El reflejo, a veces, habla, como en Blancanieves, donde la mujer que el rey toma por esposa, fascinada por su belleza, posee un espejo mágico al que de vez en cuando pregunta “¿Quién de este reino es la más hermosa?”. El romanticismo, en el que se integra el cuento de los hermanos Jacob y Wilhelm Grimm, fue fértil en espejos. En parte, “por la importancia que adquiere el tema del doble”, cuyo introductor, Jean Paul Richter, no sólo acuñó el concepto doppelgänger para referirse a ese segundo yo, sino que creó una galería de personajes que sufrían “un terror enfermizo a contemplar su propia imagen”. Su literatura sirve de introducción a dos clásicos de la época, E.T. A. Hoffmann y Edgar Allan Poe, de quien Ibáñez recupera William Wilson, un relato en el que su protagonista conoce en su juventud a otro William Wilson parecido a él, incluso nacido en la misma fecha, y que desaparece y reaparece a lo largo de su vida, hasta que un día, durante una fiesta de disfraces, lo ataca y un espejo le devuelve su propio “semblante pálido y manchado de sangre”.
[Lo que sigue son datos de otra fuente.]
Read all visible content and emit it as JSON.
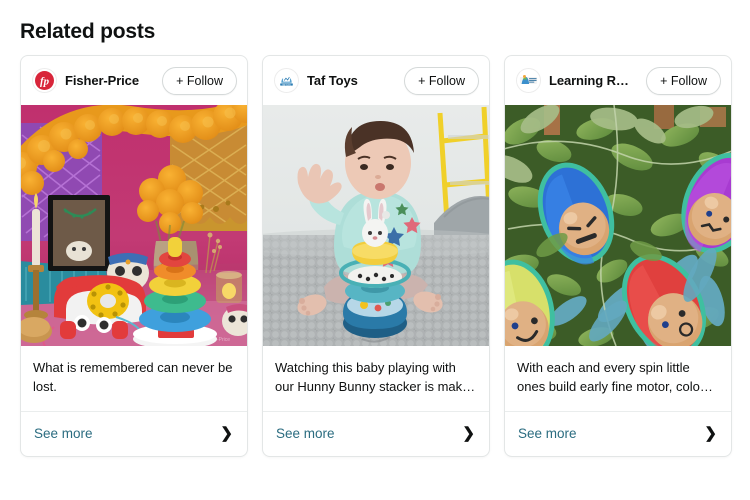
{
  "header": {
    "title": "Related posts"
  },
  "cards": [
    {
      "brand": "Fisher-Price",
      "avatar_icon": "fisher-price-logo-icon",
      "follow_label": "+ Follow",
      "image_alt": "day-of-the-dead-altar-with-fisher-price-toys",
      "caption": "What is remembered can never be lost.",
      "see_more_label": "See more",
      "chevron_icon": "chevron-right-icon"
    },
    {
      "brand": "Taf Toys",
      "avatar_icon": "taf-toys-logo-icon",
      "follow_label": "+ Follow",
      "image_alt": "baby-playing-with-hunny-bunny-stacker-on-grey-rug",
      "caption": "Watching this baby playing with our Hunny Bunny stacker is mak…",
      "see_more_label": "See more",
      "chevron_icon": "chevron-right-icon"
    },
    {
      "brand": "Learning R…",
      "avatar_icon": "learning-resources-logo-icon",
      "follow_label": "+ Follow",
      "image_alt": "avocado-shaped-character-toys-on-green-foliage",
      "caption": "With each and every spin little ones build early fine motor, colo…",
      "see_more_label": "See more",
      "chevron_icon": "chevron-right-icon"
    }
  ],
  "colors": {
    "link_teal": "#2b6c80",
    "text_primary": "#0f1111",
    "card_border": "#e3e6e6",
    "button_border": "#d5d9d9",
    "fisher_price_red": "#d8253a",
    "taf_toys_blue": "#4a90c4",
    "page_background": "#ffffff"
  }
}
Arquímedes diseñó espejos para concentrar rayos de sol y quemar las velas de los barcos.EL PAÍS
Borges se encontraba a menudo en sus relatos también con otros Borges. “Bien conocida es su obsesión con los espejos", que en el fondo está relacionada, subraya Ibáñez, con la obsesión por la noche y la ceguera, “pero también con otro tema central en su obra: la obsesión por ver el propio rostro”. En El Aleph, el narrador ve “todos los espejos del planeta” y ninguno le reflejó, dice. Tlön, Uqbar, Orbis Tertius arranca también de modo revelador: “Debo a la conjunción de un espejo y de una enciclopedia el descubrimiento de Uqbar. El espejo inquietaba el fondo de un corredor…”. Ibáñez selecciona El espejo de tinta y El espejo y la máscara, donde los espejos se proyectan con una presencia también inquietante. La que, por otra parte, tuvieron en la vida de Borges, que en uno de los poemas de El hacedor reconoce: “Hoy, al cabo de tantos y perplejos/ años de errar bajo la varia luna,/ me pregunto qué azar de la fortuna/ hizo que yo temiera los espejos”.
De Oriente a Occidente, de la antigüedad a la modernidad, la literatura recrea espejos capaces de desencadenar los acontecimientos más inesperados. Quizá por eso Ibáñez deja para el final el texto de Jurgis Baltrušaitis sobre los espejos ardientes de Arquímedes, y que funciona como un “pequeño tratado de ciencia ficción antigua”. ¿Existieron en verdad esos espejos? La leyenda aparece recogida por primera vez en el siglo XII, en las Crónicas de Joannes Zonaras, que relata cómo Arquímedes hizo colgar de las murallas de Siracusa espejos de metal que, golpeados por los rayos del sol, quemaban los barcos romanos. En el siglo XVII la literatura científica de Descartes y Mersenne demolió “metódicamente la leyenda”, pero cien años después, el conde de Buffon, Georges Louis Leclerc, realizó experimentos que demostraban que se podía quemar madera a una distancia de 400 pies.